We utilized PyComplexHeatmap to visualize the cell abundance of every sample and the statistics. The TrajDiff generated four statistics. Group1 and Group2 represent the mean abundance of two groups (Young and MA) in every pseudotime interval. Diff_abundance indicates the cell abundance difference between Group1 (Young) and Group2 (MA). FDR indicates the significance of the difference.

meta=adata.obs
sampleDf=meta[["sample","group"]].drop_duplicates()
sampleDf.index=sampleDf["sample"]

import PyComplexHeatmap as pch
row_ha = pch.HeatmapAnnotation(group=pch.anno_simple(sampleDf.group,cmap='Set1',
                                           add_text=True,text_kws={'color':'white','rotation':-90,'fontweight':'bold','fontsize':10,},
                                          legend=True),
                           axis=0,verbose=0,label_kws={'rotation':90,'horizontalalignment':'left'})

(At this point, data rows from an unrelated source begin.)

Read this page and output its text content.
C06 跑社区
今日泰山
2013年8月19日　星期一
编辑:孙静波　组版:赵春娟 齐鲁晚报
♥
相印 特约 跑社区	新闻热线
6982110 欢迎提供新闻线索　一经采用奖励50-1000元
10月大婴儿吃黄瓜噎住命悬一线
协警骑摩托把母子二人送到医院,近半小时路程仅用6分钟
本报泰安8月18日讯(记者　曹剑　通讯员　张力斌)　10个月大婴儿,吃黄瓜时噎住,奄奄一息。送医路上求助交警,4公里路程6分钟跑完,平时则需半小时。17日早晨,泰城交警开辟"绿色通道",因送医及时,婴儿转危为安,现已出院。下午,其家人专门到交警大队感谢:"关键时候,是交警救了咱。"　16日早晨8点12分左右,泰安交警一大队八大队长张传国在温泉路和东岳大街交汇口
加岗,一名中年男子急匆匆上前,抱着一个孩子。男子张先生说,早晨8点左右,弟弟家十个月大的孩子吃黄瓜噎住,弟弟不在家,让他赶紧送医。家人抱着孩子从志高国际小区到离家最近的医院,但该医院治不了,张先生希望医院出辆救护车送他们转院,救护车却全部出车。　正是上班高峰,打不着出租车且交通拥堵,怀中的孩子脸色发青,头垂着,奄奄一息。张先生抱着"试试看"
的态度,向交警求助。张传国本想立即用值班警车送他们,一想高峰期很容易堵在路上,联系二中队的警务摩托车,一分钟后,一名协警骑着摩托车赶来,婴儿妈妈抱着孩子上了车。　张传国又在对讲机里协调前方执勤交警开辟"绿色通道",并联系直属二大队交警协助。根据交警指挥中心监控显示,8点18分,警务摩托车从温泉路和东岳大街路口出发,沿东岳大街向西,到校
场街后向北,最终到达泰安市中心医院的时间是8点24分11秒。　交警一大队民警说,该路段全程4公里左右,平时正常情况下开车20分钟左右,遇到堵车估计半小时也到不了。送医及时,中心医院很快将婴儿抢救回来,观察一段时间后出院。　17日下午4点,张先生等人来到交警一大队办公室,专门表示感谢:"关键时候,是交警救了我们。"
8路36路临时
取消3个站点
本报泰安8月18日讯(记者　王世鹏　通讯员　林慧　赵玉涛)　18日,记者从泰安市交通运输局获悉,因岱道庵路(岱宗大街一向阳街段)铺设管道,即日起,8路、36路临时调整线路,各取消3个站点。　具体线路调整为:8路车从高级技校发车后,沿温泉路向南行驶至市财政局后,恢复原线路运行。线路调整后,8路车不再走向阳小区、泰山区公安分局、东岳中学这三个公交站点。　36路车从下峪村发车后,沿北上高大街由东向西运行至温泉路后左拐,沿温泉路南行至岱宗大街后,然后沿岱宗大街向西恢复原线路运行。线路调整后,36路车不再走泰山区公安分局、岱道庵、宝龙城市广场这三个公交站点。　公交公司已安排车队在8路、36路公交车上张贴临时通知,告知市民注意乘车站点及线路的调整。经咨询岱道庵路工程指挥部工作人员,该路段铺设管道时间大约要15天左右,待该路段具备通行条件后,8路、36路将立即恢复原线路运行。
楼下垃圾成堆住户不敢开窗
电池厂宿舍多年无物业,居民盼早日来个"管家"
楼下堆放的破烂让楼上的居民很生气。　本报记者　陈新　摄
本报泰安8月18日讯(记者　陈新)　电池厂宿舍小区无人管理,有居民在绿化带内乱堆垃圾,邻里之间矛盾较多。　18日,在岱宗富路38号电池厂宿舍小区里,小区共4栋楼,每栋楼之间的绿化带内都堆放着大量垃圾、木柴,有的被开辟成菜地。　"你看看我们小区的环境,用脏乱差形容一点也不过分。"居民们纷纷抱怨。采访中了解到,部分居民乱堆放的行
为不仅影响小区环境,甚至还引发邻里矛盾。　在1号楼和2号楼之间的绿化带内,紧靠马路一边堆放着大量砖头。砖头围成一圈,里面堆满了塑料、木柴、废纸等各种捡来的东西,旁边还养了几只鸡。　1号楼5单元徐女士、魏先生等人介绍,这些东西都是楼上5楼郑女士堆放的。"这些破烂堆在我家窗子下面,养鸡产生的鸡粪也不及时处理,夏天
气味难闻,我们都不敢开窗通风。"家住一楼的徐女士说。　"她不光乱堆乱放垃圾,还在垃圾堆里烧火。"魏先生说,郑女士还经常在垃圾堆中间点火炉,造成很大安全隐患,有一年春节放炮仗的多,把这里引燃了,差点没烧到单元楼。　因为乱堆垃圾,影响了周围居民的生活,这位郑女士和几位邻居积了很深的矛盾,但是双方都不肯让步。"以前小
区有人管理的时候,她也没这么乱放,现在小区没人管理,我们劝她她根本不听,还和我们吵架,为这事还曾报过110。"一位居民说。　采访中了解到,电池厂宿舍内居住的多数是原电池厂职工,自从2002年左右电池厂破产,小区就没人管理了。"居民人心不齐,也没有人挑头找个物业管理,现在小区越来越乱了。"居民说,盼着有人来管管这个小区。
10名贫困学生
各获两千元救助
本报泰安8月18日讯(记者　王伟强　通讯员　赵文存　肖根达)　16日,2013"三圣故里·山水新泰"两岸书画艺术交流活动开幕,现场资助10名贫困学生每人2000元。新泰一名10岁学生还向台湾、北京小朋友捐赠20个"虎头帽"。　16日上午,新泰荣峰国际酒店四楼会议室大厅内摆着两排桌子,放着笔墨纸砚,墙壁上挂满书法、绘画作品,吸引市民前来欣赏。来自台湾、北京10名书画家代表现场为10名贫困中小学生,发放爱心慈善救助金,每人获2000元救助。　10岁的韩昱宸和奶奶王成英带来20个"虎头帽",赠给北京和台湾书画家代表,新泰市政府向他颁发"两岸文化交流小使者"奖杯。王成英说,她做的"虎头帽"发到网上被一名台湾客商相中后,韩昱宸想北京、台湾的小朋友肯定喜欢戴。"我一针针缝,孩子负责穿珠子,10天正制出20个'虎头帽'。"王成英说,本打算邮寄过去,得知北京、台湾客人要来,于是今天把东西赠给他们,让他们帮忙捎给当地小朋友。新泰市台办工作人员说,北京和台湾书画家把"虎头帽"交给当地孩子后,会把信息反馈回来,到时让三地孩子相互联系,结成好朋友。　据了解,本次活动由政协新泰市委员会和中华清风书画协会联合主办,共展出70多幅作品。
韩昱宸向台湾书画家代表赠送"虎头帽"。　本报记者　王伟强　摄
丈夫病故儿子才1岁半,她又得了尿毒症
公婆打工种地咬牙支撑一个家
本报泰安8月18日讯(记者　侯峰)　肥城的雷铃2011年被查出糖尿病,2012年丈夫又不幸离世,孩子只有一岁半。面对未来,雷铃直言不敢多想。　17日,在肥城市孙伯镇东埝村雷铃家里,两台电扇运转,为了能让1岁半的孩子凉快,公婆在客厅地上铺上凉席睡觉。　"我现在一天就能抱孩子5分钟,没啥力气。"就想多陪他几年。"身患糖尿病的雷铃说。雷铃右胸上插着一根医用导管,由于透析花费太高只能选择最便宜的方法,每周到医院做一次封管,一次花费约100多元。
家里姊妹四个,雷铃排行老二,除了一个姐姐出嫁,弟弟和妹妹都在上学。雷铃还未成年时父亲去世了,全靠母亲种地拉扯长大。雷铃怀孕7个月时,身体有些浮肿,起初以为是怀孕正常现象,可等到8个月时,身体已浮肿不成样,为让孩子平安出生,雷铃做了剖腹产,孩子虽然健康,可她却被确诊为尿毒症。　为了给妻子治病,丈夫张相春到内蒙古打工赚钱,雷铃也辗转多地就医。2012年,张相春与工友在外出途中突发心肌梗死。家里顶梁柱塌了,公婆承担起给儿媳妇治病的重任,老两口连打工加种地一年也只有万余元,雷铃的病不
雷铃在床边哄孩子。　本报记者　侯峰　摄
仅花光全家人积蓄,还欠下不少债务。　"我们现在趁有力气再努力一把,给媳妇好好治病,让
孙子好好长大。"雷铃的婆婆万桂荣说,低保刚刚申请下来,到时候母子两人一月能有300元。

tdiff.plotDAheatmap(tdata,row_split=sampleDf.group,left_annotation=row_ha)

Starting plotting..
Starting calculating row orders..
Reordering rows..
Starting calculating col orders..
Reordering cols..
Plotting matrix..
Collecting legends..
Plotting legends..
Estimated legend width: 17.767277777777778 mm

png

In the results above, we observed that the differences in cell abundance are concentrated at the early and middle stages of differentiation. Specifically, at the early stage, MA has a higher cell abundance, whereas at the middle stage, Young has a higher cell abundance. We did not detect any differences at the late stage, which may be due to the low cell abundance of both samples. Overall, these results are aligned with our study, which detected cell abundance differences in LepR+ BMSC OPCST between young and adult individuals.